Sous la rubrique Détail des services et mutations diverses de son feuillet matricule, il est écrit en rouge : a obtenu en 1938 le Certificat de préparation prémilitaire technique à l’armée de l’air, spécialité mécanicien d’avion : 11 points 50 sur 20 – Titulaire du Brevet d’aptitude de pilote d’avions de tourisme n°12879 1° degré obtenu le 2 novembre 1938 – 2° degré obtenu le 28 août 1939 – Admis en qualité d’élève pilote de carrière de l’armée de l’air (autorisation ministérielle du 29 décembre 1939.

Il a contracté le 13 janvier 1940 à l’intendance militaire de Besançon un engagement volontaire pour la durée de la guerre au titre du Bataillon de l’Air n°105. Il est arrivé au dépôt et incorporé le 16 janvier 1940. Ses services ont été comptés à partir du 13 janvier 1940. Il est passé au Bataillon de l’Air n°127 le 30 janvier 1940 puis au Bataillon de l’air n°105 le 3 mars 1940. Il semble qu’il ait participé aux combats du 15 au 25 juin 1940. Il a été démobilisé par le bureau de l’UAD 24 de Montpellier le 28 février 1941. Il s’est retiré, dans un premier temps, à Montpellier Villodève (Hérault). Il est revenu à Besançon le [?]

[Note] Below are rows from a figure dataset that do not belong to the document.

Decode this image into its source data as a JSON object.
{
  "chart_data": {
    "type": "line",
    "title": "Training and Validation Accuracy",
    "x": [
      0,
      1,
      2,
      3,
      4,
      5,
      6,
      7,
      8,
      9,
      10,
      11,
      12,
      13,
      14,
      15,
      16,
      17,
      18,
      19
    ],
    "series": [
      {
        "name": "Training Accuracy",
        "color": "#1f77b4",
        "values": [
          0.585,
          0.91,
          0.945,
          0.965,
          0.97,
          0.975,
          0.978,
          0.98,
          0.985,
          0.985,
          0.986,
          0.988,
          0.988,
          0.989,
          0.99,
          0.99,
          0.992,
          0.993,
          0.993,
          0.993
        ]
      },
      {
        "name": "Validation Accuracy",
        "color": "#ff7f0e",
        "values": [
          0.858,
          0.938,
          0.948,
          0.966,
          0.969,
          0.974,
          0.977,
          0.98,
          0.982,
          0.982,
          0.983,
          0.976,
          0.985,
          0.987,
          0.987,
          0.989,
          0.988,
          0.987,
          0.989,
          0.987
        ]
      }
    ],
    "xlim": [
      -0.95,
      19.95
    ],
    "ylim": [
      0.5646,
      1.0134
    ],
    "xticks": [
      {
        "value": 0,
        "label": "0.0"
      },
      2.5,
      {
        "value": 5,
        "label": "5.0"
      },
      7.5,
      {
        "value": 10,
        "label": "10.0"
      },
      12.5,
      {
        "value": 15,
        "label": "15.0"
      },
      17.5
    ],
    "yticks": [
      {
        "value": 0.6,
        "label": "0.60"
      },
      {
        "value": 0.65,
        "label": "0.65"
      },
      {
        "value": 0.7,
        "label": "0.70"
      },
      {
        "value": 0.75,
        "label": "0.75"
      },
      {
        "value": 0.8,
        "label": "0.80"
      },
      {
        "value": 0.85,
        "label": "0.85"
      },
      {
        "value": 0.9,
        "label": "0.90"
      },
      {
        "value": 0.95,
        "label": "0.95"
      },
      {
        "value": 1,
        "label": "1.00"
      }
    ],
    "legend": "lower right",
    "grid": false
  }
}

Il a alors rejoint volontairement les Forces Françaises de l’Intérieur le 25 août 1944 jusqu’au 7 septembre 1944. Ces services sont homologués par M. le Général commandant la 7° Région en date du 21 juillet 1949 sous le n°2469.BR/FFCI/SP.brassardffi

Il est tué à l’ennemi le 7 septembre 1944 à 21h, lors d’un accrochage rue de Vesoul à Besançon. D’après sa cousine, habitante des chaprais, son corps a été transporté, dans un premier temps, à la morgue du Sacré Coeur, avenue Carnot. Il  a reçu l’hommage d’obsèques nationales à l’Institution Saint-Joseph, avenue Fontaine Argent le 11 septembre 1944. Il est inhumé dans le cimetière des Chaprais à  Besançon. Le 26 février 1945, il est déclaré « Mort pour la France » par avis du Commandant des Forces françaises de l’Intérieur, Sous-Région D2 ; l’avis a été transcrit le 6 avril 1945 (cote AC 21 P 21266).

La tombe de René Drezet, au cimetière des Chaprais, comporte l'inscription "Mort pour la France".

L’inscription « Mort pour la France » sur la tombe de René Drezet.(photo A. Prêtre)

Sources : Archives Municipales de Besançon, Recensement de la population, 1936, 10e section (1 F 195) ; État civil, registre des décès, 1944, acte de décès n° 906 (1 E nc) ; Convoi des victimes civiles et FFI décédés les 5-8 septembre à Besançon, obsèques nationales le 11 septembre 1944 (4 H 52/1) ; Archives départementales du Doubs, Recrutement militaire,  Registre matricule du recrutement, Subdivision de Besançon, classe de 1940, 2° volume, n° 501-1000, Feuillet matricule n° 643 (1 R 1044) ; Les Nouvelles de Besançon, 11 septembre et n°8, 18 septembre 1944 ; Memorial Genweb. Org (référence  bp-5167756); recherches de la délégation du Doubs du Souvenir Français.

Relevés de monuments : Besançon, Monument aux morts; stèle de la Résistance, place de la Liberté.